Here is a comprehensive summary of the latest guidelines on donor gametes in Indian Surrogacy Rules, current as of May 2026:
Donor Gametes in Indian Surrogacy: Current Legal Position
Background: The Original Ban
The Surrogacy (Regulation) Act, 2021 originally required the child born through surrogacy to be genetically related to both intending parents. This effectively banned the use of any donor egg or donor sperm, which caused significant hardship for couples where one partner was medically incapable of producing viable gametes.
An amendment in 2022 (via Surrogacy Regulation Rules, 2022 — Form 2 modification) further tightened this ban, explicitly disallowing donor gametes. This was challenged before the Supreme Court, which, in October 2023, allowed at least one woman to undergo surrogacy with a donor egg despite the amendment, observing that the very objective of surrogacy would be defeated by such a blanket prohibition.

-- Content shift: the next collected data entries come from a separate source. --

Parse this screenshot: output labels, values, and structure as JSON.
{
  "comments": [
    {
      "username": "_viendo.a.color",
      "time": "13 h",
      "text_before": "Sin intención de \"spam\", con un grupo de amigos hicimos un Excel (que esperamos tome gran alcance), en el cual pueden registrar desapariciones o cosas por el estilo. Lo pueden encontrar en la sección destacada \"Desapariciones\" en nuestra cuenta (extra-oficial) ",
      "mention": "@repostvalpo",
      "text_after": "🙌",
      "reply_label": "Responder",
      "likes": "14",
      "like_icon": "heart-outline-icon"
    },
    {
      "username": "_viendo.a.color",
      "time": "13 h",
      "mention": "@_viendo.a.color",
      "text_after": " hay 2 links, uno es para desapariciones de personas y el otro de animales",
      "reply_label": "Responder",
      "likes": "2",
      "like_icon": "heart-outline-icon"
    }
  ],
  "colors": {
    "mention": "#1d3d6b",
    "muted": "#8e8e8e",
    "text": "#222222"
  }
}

The Pivotal Change: February 21, 2024 Amendment
The Government of India issued a notification on February 21, 2024, amending the Surrogacy (Regulation) Rules, 2022. This is the most current legislative position on donor gametes:
Key provisions of the 2024 amendment:
| Rule | Detail |
|---|
| Donor gametes now permitted | One donor gamete (egg or sperm, not both) may be used |
| Trigger condition | Either spouse must have a certified medical condition that prevents them from providing a viable gamete |
| Certifying authority | The District Medical Board must issue a certificate of medical necessity |
| Genetic link requirement | The child must remain genetically related to at least one of the intending parents — using both donor egg and donor sperm simultaneously is still prohibited |
| Examples of qualifying conditions | Premature ovarian failure, absent uterus, azoospermia, or other medically certified inability to produce gametes |
In practice: If the wife cannot produce eggs, the couple may use a donor egg fertilised by the husband's sperm. If the husband has no viable sperm, the wife's egg may be fertilised by donor sperm.
Rules for Single Women (Widows/Divorcees)
Single women aged 35–45 who are widows or divorcees may pursue altruistic surrogacy, but with a stricter rule:
- They must use their own eggs (no donor eggs permitted)
- They may use donor sperm
- This ensures a biological/genetic link between the intending mother and the child
Unmarried single women and single men remain ineligible for surrogacy.
Supreme Court Context (2023–2025)
- In October 2023, the Supreme Court (in Arun Muthuvel v. Union of India) critically examined the donor gamete ban and allowed interim relief to petitioners, signaling that blanket prohibition was disproportionate.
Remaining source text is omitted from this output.